Our trio of presenters picks up the story on the eve of the eruption itself. In the first episode we found out how the city had been shaken by violent earth tremors but that it was unlikely the people of Pompeii knew they were related to an imminent and devastating volcanic eruption.
To find out more Bettany Hughes investigates whether Pompeii’s incredibly preserved bath houses and complex water system hold any clues as to exactly what was happening on the day leading up to the eruption. Meanwhile John Serjeant dives under the streets of modern day Naples to find the extraordinary remains of one of the wonders of the Ancient World – the Aqua Augusta. And Raksha climbs down in to the crater of Vesuvius itself to see for herself what the Volcano would have been doing in those fateful moments before the eruption.

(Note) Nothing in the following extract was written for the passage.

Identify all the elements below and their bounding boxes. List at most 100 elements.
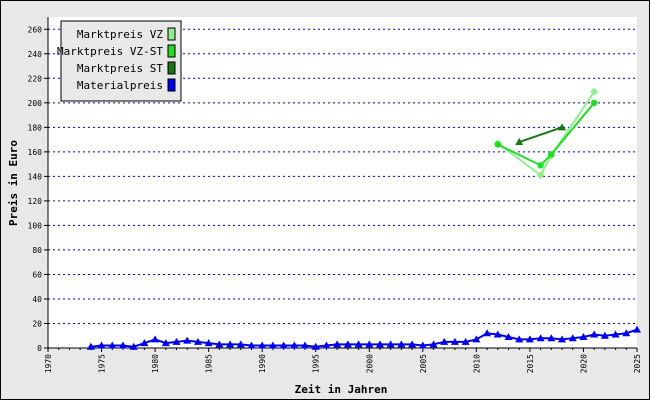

For two days, Vesuvius, a volcano that had lain dormant for 700 years, has been reawakening. Increasingly intense earth tremors have been rocking the town of Pompeii, disrupting the water supply and prompting many to flee. But today the volcano unleashes its full horror on the town below, killing everyone who remains in the town.
Historian Bettany Hughes pieces together the timeline and tries to find out why so many stayed behind as the pumice begins to fall and buildings start collapsing. Meanwhile John Serjeant recreates an epic rescue mission across the Bay of Naples as he retraces the route of Pliny the Elder who tried in vain to get his fleet to Pompeii to pick up survivors before it was too late. Raksha Dave attempts to solve the mystery of 2 skeletons found in Pompeii long thought to be husband and wife.